Though development of the coronary vasculature is a critical event during embryogenesis, the molecular mechanisms that regulate its formation are not well characterized. Two unique approaches were used to investigate interactions between cardiac myocytes and proepicardial (PE) cells, which are the coronary anlagen. One of these experimental approaches used a 3-D collagen scaffold system on which specific cell-cell and cell-matrix interactions were studied. The other approach used a whole heart culture system that allowed for the analysis of epicardial to mesenchymal transformation (EMT). The VEGF signaling system has been implicated previously as an important regulator of coronary development.

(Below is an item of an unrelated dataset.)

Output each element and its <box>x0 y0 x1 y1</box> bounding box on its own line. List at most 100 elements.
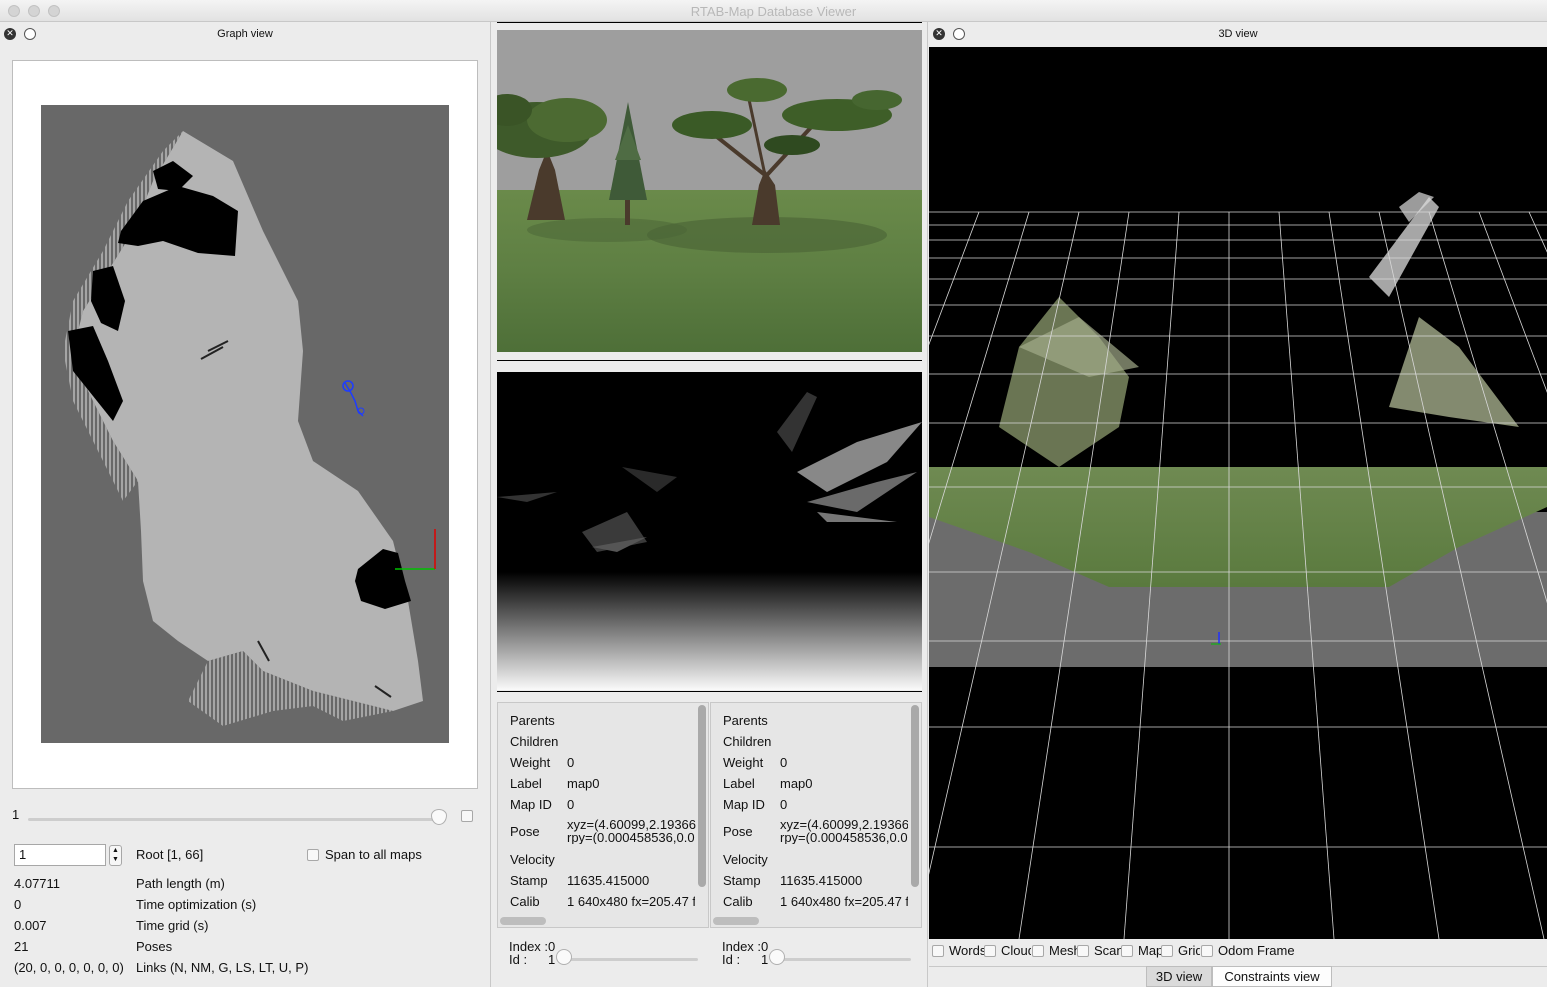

Our results demonstrated that a specific isoform of VEGF-A, VEGF164, increased PE-derived endothelial cell proliferation and also increased EMT. However, VEGF-stimulated endothelial cells did not robustly coalesce into endothelial tubes as they did when cocultured with cardiac myocytes. Interestingly, blocking VEGF signaling via flk-1 inhibition reduced endothelial tube formation despite the presence of cardiac myocytes. These results indicate that VEGF signaling is complex during coronary development and that combinatorial signaling by other VEGF-A isoforms or other flk-1-binding VEGFs are likely to regulate endothelial tube formation. Developmental Dynamics 238:423–430, 2009. © 2009 Wiley-Liss, Inc.